Ela é esteticista e técnica de unhas de gel, ele é terapeuta de reabilitação. Maria Felgueiras e Hugo Neto formam um casal e dão o litro no gabinete de estética HG, na Prelada, no Porto. Por estarem ambos no mesmo ramo, o cenário torna-se ainda mais dramático com a atual pandemia.
"Com o negócio fechado quem nos paga o ordenado? É daqui que tiramos o nosso sustento. Os prejuízos são enormes e, neste momento, as despesas são a dobrar e continuam a aparecer, concretamente, a renda, luz, água e produtos", faz notar Maria Felgueiras, ou simplesmente Graça, como é conhecida pelos clientes.
"Dizem que a luz, água e outras entidades vão alargar prazos de pagamento, mas não é verdade. Passam a vida a enviar SMS e correspondência para pagar", afirma, irritada.
Hugo Neto agarra-se aos "chacras" e procura alternativas para a despesa fixa de dois mil euros mensais que o estabelecimento implica. "A única solução seria o chamado método de congelamento. Ou seja, cancelarem os pagamentos de rendas, energias, empréstimos, segurança social e IVA por um período de, pelo menos, três meses.
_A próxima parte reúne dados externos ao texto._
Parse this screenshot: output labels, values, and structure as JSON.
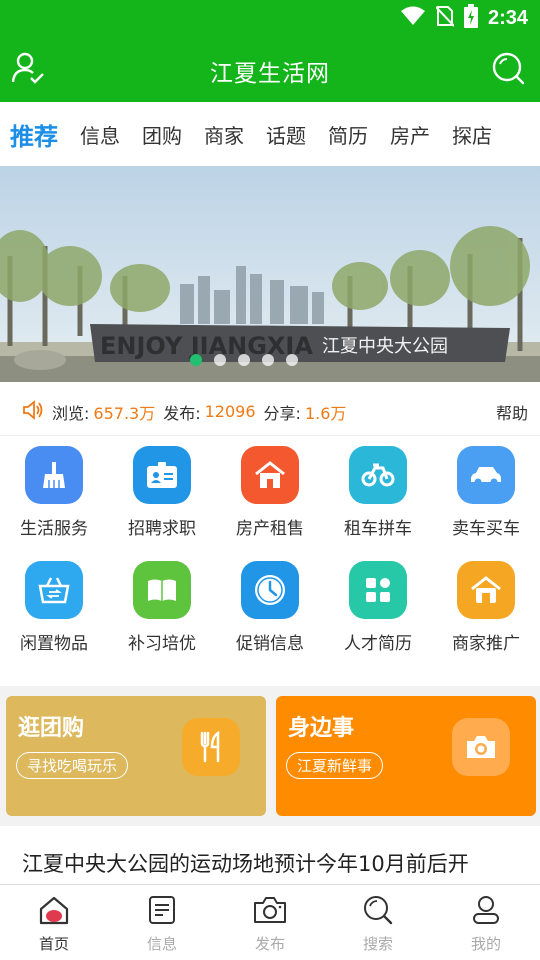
{
  "status_bar": {
    "time": "2:34"
  },
  "header": {
    "title": "江夏生活网"
  },
  "tabs": [
    {
      "label": "推荐"
    },
    {
      "label": "信息"
    },
    {
      "label": "团购"
    },
    {
      "label": "商家"
    },
    {
      "label": "话题"
    },
    {
      "label": "简历"
    },
    {
      "label": "房产"
    },
    {
      "label": "探店"
    }
  ],
  "banner": {
    "sign_text": "江夏中央大公园",
    "sign_latin": "ENJOY JIANGXIA",
    "active_slide": 1,
    "slide_count": 5
  },
  "stats": {
    "views_label": "浏览:",
    "views_value": "657.3万",
    "posts_label": "发布:",
    "posts_value": "12096",
    "shares_label": "分享:",
    "shares_value": "1.6万",
    "help": "帮助"
  },
  "services": [
    {
      "label": "生活服务",
      "icon": "broom-icon",
      "color": "#4a8df2"
    },
    {
      "label": "招聘求职",
      "icon": "id-card-icon",
      "color": "#2196e6"
    },
    {
      "label": "房产租售",
      "icon": "house-icon",
      "color": "#f3582e"
    },
    {
      "label": "租车拼车",
      "icon": "bike-icon",
      "color": "#2ab7d8"
    },
    {
      "label": "卖车买车",
      "icon": "car-icon",
      "color": "#4a9ff2"
    },
    {
      "label": "闲置物品",
      "icon": "basket-icon",
      "color": "#2ea8ee"
    },
    {
      "label": "补习培优",
      "icon": "book-icon",
      "color": "#5fc43d"
    },
    {
      "label": "促销信息",
      "icon": "clock-icon",
      "color": "#2196e6"
    },
    {
      "label": "人才简历",
      "icon": "grid-icon",
      "color": "#26c8a8"
    },
    {
      "label": "商家推广",
      "icon": "shop-icon",
      "color": "#f5a623"
    }
  ],
  "promos": [
    {
      "title": "逛团购",
      "tag": "寻找吃喝玩乐",
      "icon": "fork-knife-icon"
    },
    {
      "title": "身边事",
      "tag": "江夏新鲜事",
      "icon": "camera-icon"
    }
  ],
  "headline": "江夏中央大公园的运动场地预计今年10月前后开",
  "bottom_nav": [
    {
      "label": "首页",
      "icon": "home-icon"
    },
    {
      "label": "信息",
      "icon": "document-icon"
    },
    {
      "label": "发布",
      "icon": "camera-icon"
    },
    {
      "label": "搜索",
      "icon": "search-icon"
    },
    {
      "label": "我的",
      "icon": "user-icon"
    }
  ],
  "colors": {
    "brand": "#13b51a",
    "accent": "#1c8ee6",
    "stat_value": "#f07a15"
  }
}
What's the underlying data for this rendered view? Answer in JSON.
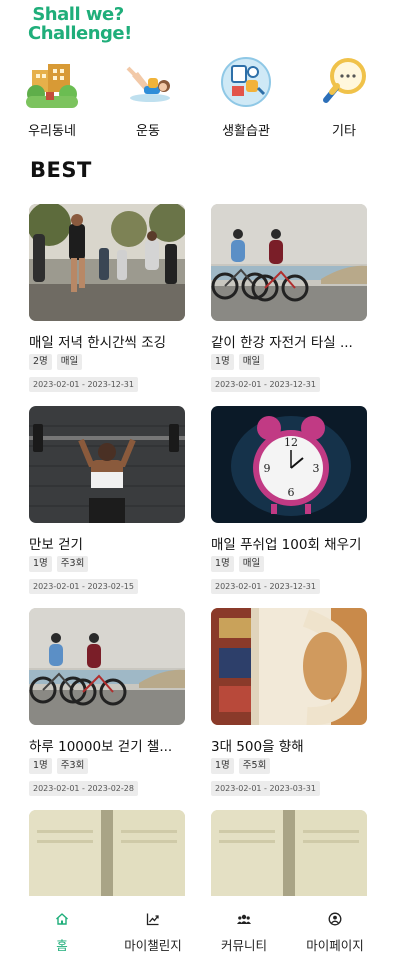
{
  "app": {
    "logo_line1": "Shall we?",
    "logo_line2": "Challenge!",
    "brand_color": "#1fae7a"
  },
  "categories": [
    {
      "label": "우리동네",
      "icon": "neighborhood-icon"
    },
    {
      "label": "운동",
      "icon": "exercise-icon"
    },
    {
      "label": "생활습관",
      "icon": "lifestyle-icon"
    },
    {
      "label": "기타",
      "icon": "more-search-icon"
    }
  ],
  "section": {
    "best_title": "BEST"
  },
  "challenges": [
    {
      "title": "매일 저녁 한시간씩 조깅",
      "people": "2명",
      "frequency": "매일",
      "period": "2023-02-01 - 2023-12-31",
      "image": "running-group-photo"
    },
    {
      "title": "같이 한강 자전거 타실 ...",
      "people": "1명",
      "frequency": "매일",
      "period": "2023-02-01 - 2023-12-31",
      "image": "cyclists-photo"
    },
    {
      "title": "만보 걷기",
      "people": "1명",
      "frequency": "주3회",
      "period": "2023-02-01 - 2023-02-15",
      "image": "weightlifting-photo"
    },
    {
      "title": "매일 푸쉬업 100회 채우기",
      "people": "1명",
      "frequency": "매일",
      "period": "2023-02-01 - 2023-12-31",
      "image": "alarm-clock-photo"
    },
    {
      "title": "하루 10000보 걷기 챌...",
      "people": "1명",
      "frequency": "주3회",
      "period": "2023-02-01 - 2023-02-28",
      "image": "cyclists-photo"
    },
    {
      "title": "3대 500을 향해",
      "people": "1명",
      "frequency": "주5회",
      "period": "2023-02-01 - 2023-03-31",
      "image": "coffee-mug-photo"
    },
    {
      "title": "",
      "people": "",
      "frequency": "",
      "period": "",
      "image": "open-book-photo"
    },
    {
      "title": "",
      "people": "",
      "frequency": "",
      "period": "",
      "image": "open-book-photo"
    }
  ],
  "tabbar": [
    {
      "label": "홈",
      "icon": "home-icon",
      "active": true
    },
    {
      "label": "마이챌린지",
      "icon": "chart-trend-icon",
      "active": false
    },
    {
      "label": "커뮤니티",
      "icon": "people-icon",
      "active": false
    },
    {
      "label": "마이페이지",
      "icon": "user-circle-icon",
      "active": false
    }
  ]
}
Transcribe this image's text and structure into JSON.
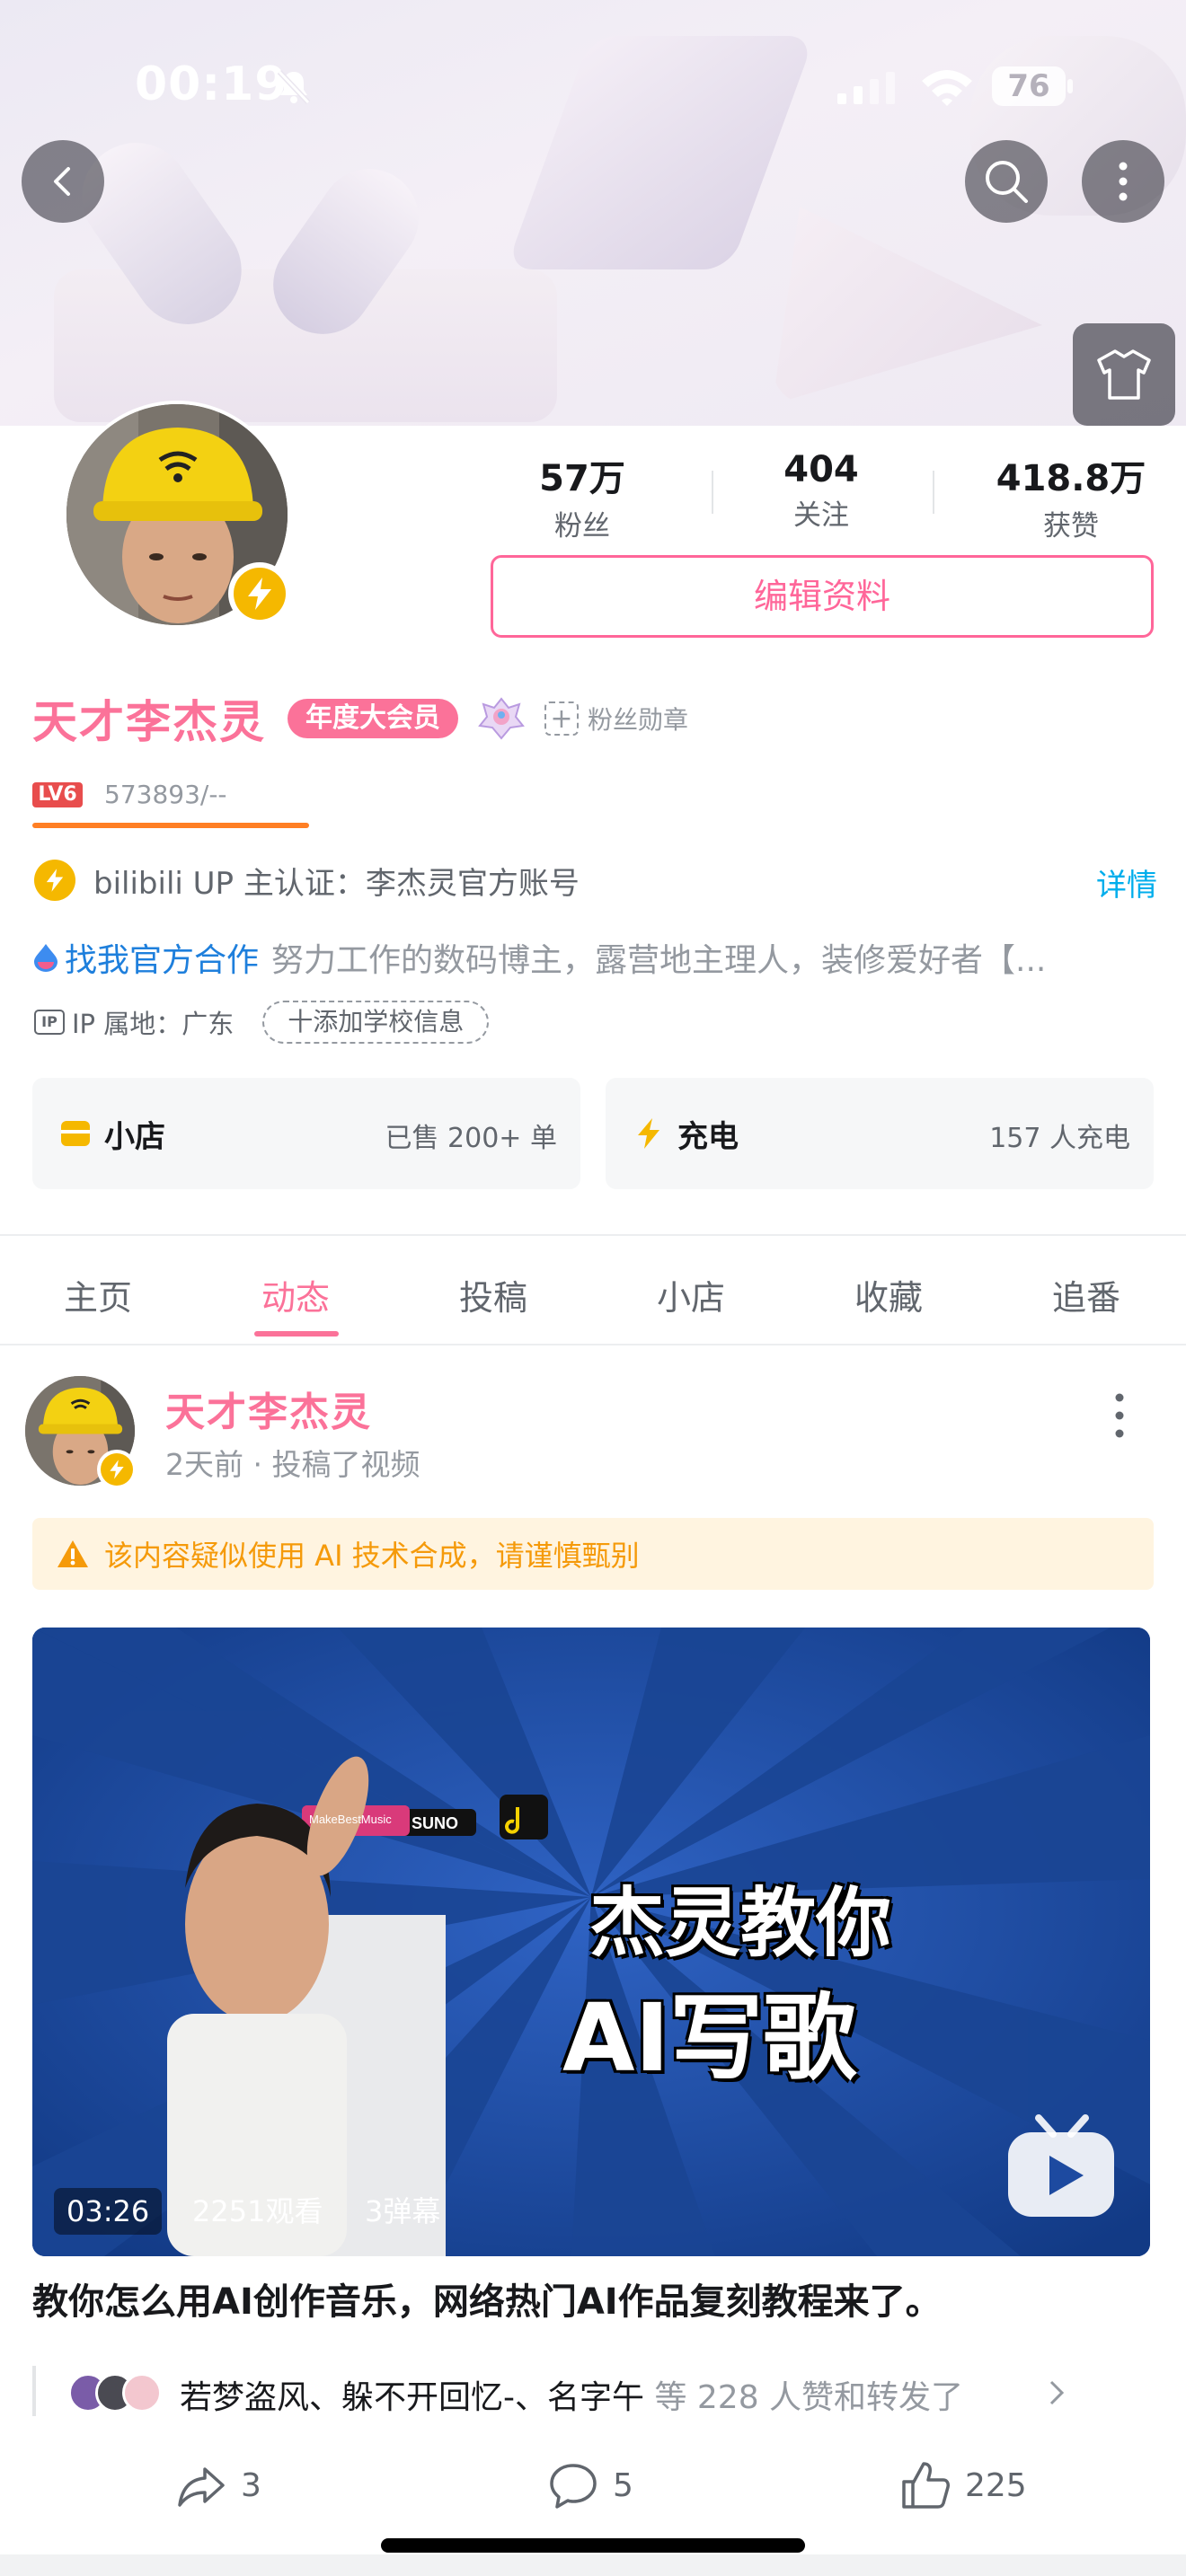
{
  "status_bar": {
    "time": "00:19",
    "battery": "76"
  },
  "profile": {
    "name": "天才李杰灵",
    "vip_label": "年度大会员",
    "fan_medal_label": "粉丝勋章",
    "level_label": "LV6",
    "level_exp": "573893/--",
    "stats": [
      {
        "value": "57万",
        "label": "粉丝"
      },
      {
        "value": "404",
        "label": "关注"
      },
      {
        "value": "418.8万",
        "label": "获赞"
      }
    ],
    "edit_label": "编辑资料",
    "certification": "bilibili UP 主认证：李杰灵官方账号",
    "cert_detail": "详情",
    "coop_link": "找我官方合作",
    "sign": "努力工作的数码博主，露营地主理人，装修爱好者【...",
    "ip_badge": "IP",
    "ip_location": "IP 属地：广东",
    "school_button": "十添加学校信息"
  },
  "cards": {
    "shop": {
      "title": "小店",
      "meta": "已售 200+ 单"
    },
    "charge": {
      "title": "充电",
      "meta": "157 人充电"
    }
  },
  "tabs": [
    "主页",
    "动态",
    "投稿",
    "小店",
    "收藏",
    "追番"
  ],
  "active_tab": "动态",
  "post": {
    "author": "天才李杰灵",
    "time": "2天前 · 投稿了视频",
    "ai_notice": "该内容疑似使用 AI 技术合成，请谨慎甄别",
    "video": {
      "duration": "03:26",
      "views": "2251观看",
      "danmaku": "3弹幕",
      "thumb_line1": "杰灵教你",
      "thumb_line2": "AI写歌",
      "thumb_tag1": "MakeBestMusic",
      "thumb_tag2": "SUNO"
    },
    "title": "教你怎么用AI创作音乐，网络热门AI作品复刻教程来了。",
    "likers": "若梦盗风、躲不开回忆-、名字午",
    "likers_tail": " 等 228 人赞和转发了",
    "actions": {
      "share": "3",
      "comment": "5",
      "like": "225"
    }
  },
  "colors": {
    "accent": "#fb7299",
    "link": "#00aeec",
    "warning": "#f59a0a"
  }
}
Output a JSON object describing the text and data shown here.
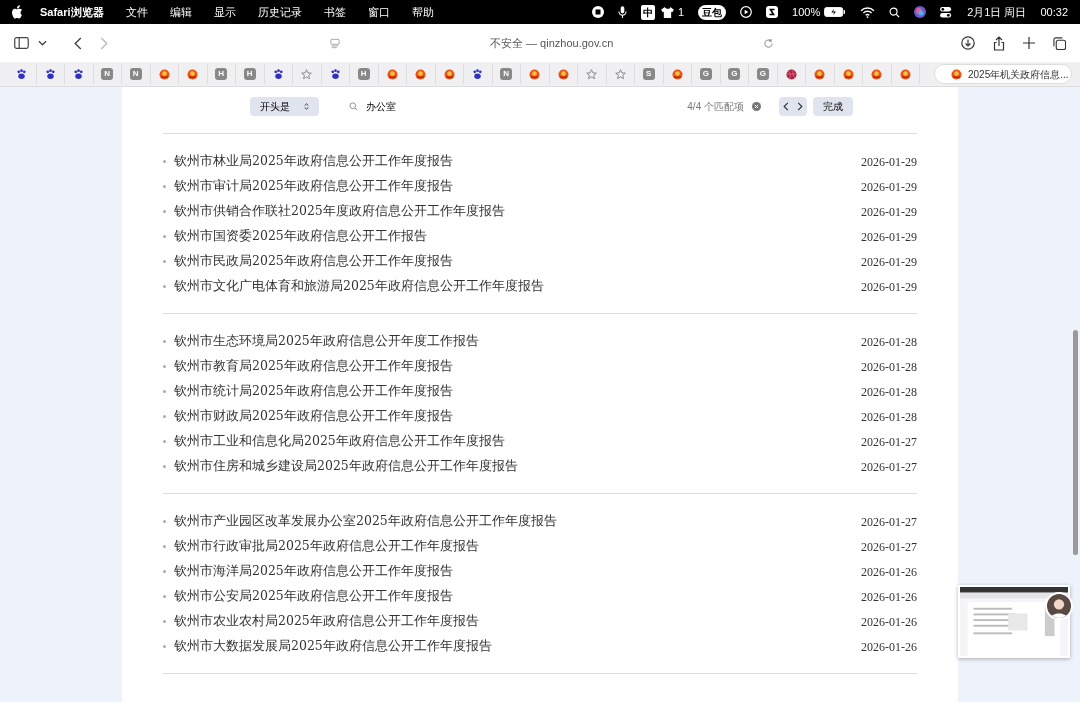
{
  "menu_bar": {
    "app": "Safari浏览器",
    "items": [
      "文件",
      "编辑",
      "显示",
      "历史记录",
      "书签",
      "窗口",
      "帮助"
    ],
    "status": {
      "input_method": "中",
      "notification_count": "1",
      "doubao": "豆包",
      "battery": "100%",
      "date": "2月1日 周日",
      "time": "00:32"
    }
  },
  "toolbar": {
    "address": "不安全 — qinzhou.gov.cn"
  },
  "tabs": [
    {
      "kind": "paw",
      "selected": false
    },
    {
      "kind": "paw",
      "selected": false
    },
    {
      "kind": "paw",
      "selected": false
    },
    {
      "kind": "letter",
      "letter": "N",
      "selected": false
    },
    {
      "kind": "letter",
      "letter": "N",
      "selected": false
    },
    {
      "kind": "emblem",
      "selected": false
    },
    {
      "kind": "emblem",
      "selected": false
    },
    {
      "kind": "letter",
      "letter": "H",
      "selected": false
    },
    {
      "kind": "letter",
      "letter": "H",
      "selected": false
    },
    {
      "kind": "paw",
      "selected": false
    },
    {
      "kind": "star",
      "selected": false
    },
    {
      "kind": "paw",
      "selected": false
    },
    {
      "kind": "letter",
      "letter": "H",
      "selected": false
    },
    {
      "kind": "emblem",
      "selected": false
    },
    {
      "kind": "emblem",
      "selected": false
    },
    {
      "kind": "emblem",
      "selected": false
    },
    {
      "kind": "paw",
      "selected": false
    },
    {
      "kind": "letter",
      "letter": "N",
      "selected": false
    },
    {
      "kind": "emblem",
      "selected": false
    },
    {
      "kind": "emblem",
      "selected": false
    },
    {
      "kind": "star",
      "selected": false
    },
    {
      "kind": "star",
      "selected": false
    },
    {
      "kind": "letter",
      "letter": "S",
      "selected": false
    },
    {
      "kind": "emblem",
      "selected": false
    },
    {
      "kind": "letter",
      "letter": "G",
      "selected": false
    },
    {
      "kind": "letter",
      "letter": "G",
      "selected": false
    },
    {
      "kind": "letter",
      "letter": "G",
      "selected": false
    },
    {
      "kind": "globe",
      "selected": false
    },
    {
      "kind": "emblem",
      "selected": false
    },
    {
      "kind": "emblem",
      "selected": false
    },
    {
      "kind": "emblem",
      "selected": false
    },
    {
      "kind": "emblem",
      "selected": false
    },
    {
      "kind": "emblem",
      "selected": true,
      "title": "2025年机关政府信息..."
    }
  ],
  "find_bar": {
    "mode": "开头是",
    "query": "办公室",
    "matches": "4/4 个匹配项",
    "done": "完成"
  },
  "sections": [
    {
      "rows": [
        {
          "title": "钦州市林业局2025年政府信息公开工作年度报告",
          "date": "2026-01-29"
        },
        {
          "title": "钦州市审计局2025年政府信息公开工作年度报告",
          "date": "2026-01-29"
        },
        {
          "title": "钦州市供销合作联社2025年度政府信息公开工作年度报告",
          "date": "2026-01-29"
        },
        {
          "title": "钦州市国资委2025年政府信息公开工作报告",
          "date": "2026-01-29"
        },
        {
          "title": "钦州市民政局2025年政府信息公开工作年度报告",
          "date": "2026-01-29"
        },
        {
          "title": "钦州市文化广电体育和旅游局2025年政府信息公开工作年度报告",
          "date": "2026-01-29"
        }
      ]
    },
    {
      "rows": [
        {
          "title": "钦州市生态环境局2025年政府信息公开年度工作报告",
          "date": "2026-01-28"
        },
        {
          "title": "钦州市教育局2025年政府信息公开工作年度报告",
          "date": "2026-01-28"
        },
        {
          "title": "钦州市统计局2025年政府信息公开工作年度报告",
          "date": "2026-01-28"
        },
        {
          "title": "钦州市财政局2025年政府信息公开工作年度报告",
          "date": "2026-01-28"
        },
        {
          "title": "钦州市工业和信息化局2025年政府信息公开工作年度报告",
          "date": "2026-01-27"
        },
        {
          "title": "钦州市住房和城乡建设局2025年政府信息公开工作年度报告",
          "date": "2026-01-27"
        }
      ]
    },
    {
      "rows": [
        {
          "title": "钦州市产业园区改革发展办公室2025年政府信息公开工作年度报告",
          "date": "2026-01-27"
        },
        {
          "title": "钦州市行政审批局2025年政府信息公开工作年度报告",
          "date": "2026-01-27"
        },
        {
          "title": "钦州市海洋局2025年政府信息公开工作年度报告",
          "date": "2026-01-26"
        },
        {
          "title": "钦州市公安局2025年政府信息公开工作年度报告",
          "date": "2026-01-26"
        },
        {
          "title": "钦州市农业农村局2025年政府信息公开工作年度报告",
          "date": "2026-01-26"
        },
        {
          "title": "钦州市大数据发展局2025年政府信息公开工作年度报告",
          "date": "2026-01-26"
        }
      ]
    }
  ]
}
Após o regresso das atividades, as empresas podiam pagar parcialmente as despesas relativas a esse ciclo. Muitas pessoas já ganham mal para comer e com esta situação tudo se agrava", orienta o terapeuta de reabilitação.
O casal tem o estabelecimento encerrado há duas semanas e, para já, não pensa em recorrer a linhas de crédito. "Seria a última das soluções. Queremos tudo menos contrair dívidas", atira Graça.
Não vale a vida
Apesar do cenário, o casal recusa-se a fazer serviços ao domicílio. "Então mandam-nos ficar em casa e agora íamos andar de porta em porta? Isso seria um ato suicida", observa Hugo, que tem a aprovação da companheira: "Precisamos de trabalhar, o dinheiro é importante, mas não vale a vida de uma pessoa. Há muita gente a morrer nos hospitais e, nessas alturas, o que menos importa é ter o cabelo pintado ou as unhas arranjadas".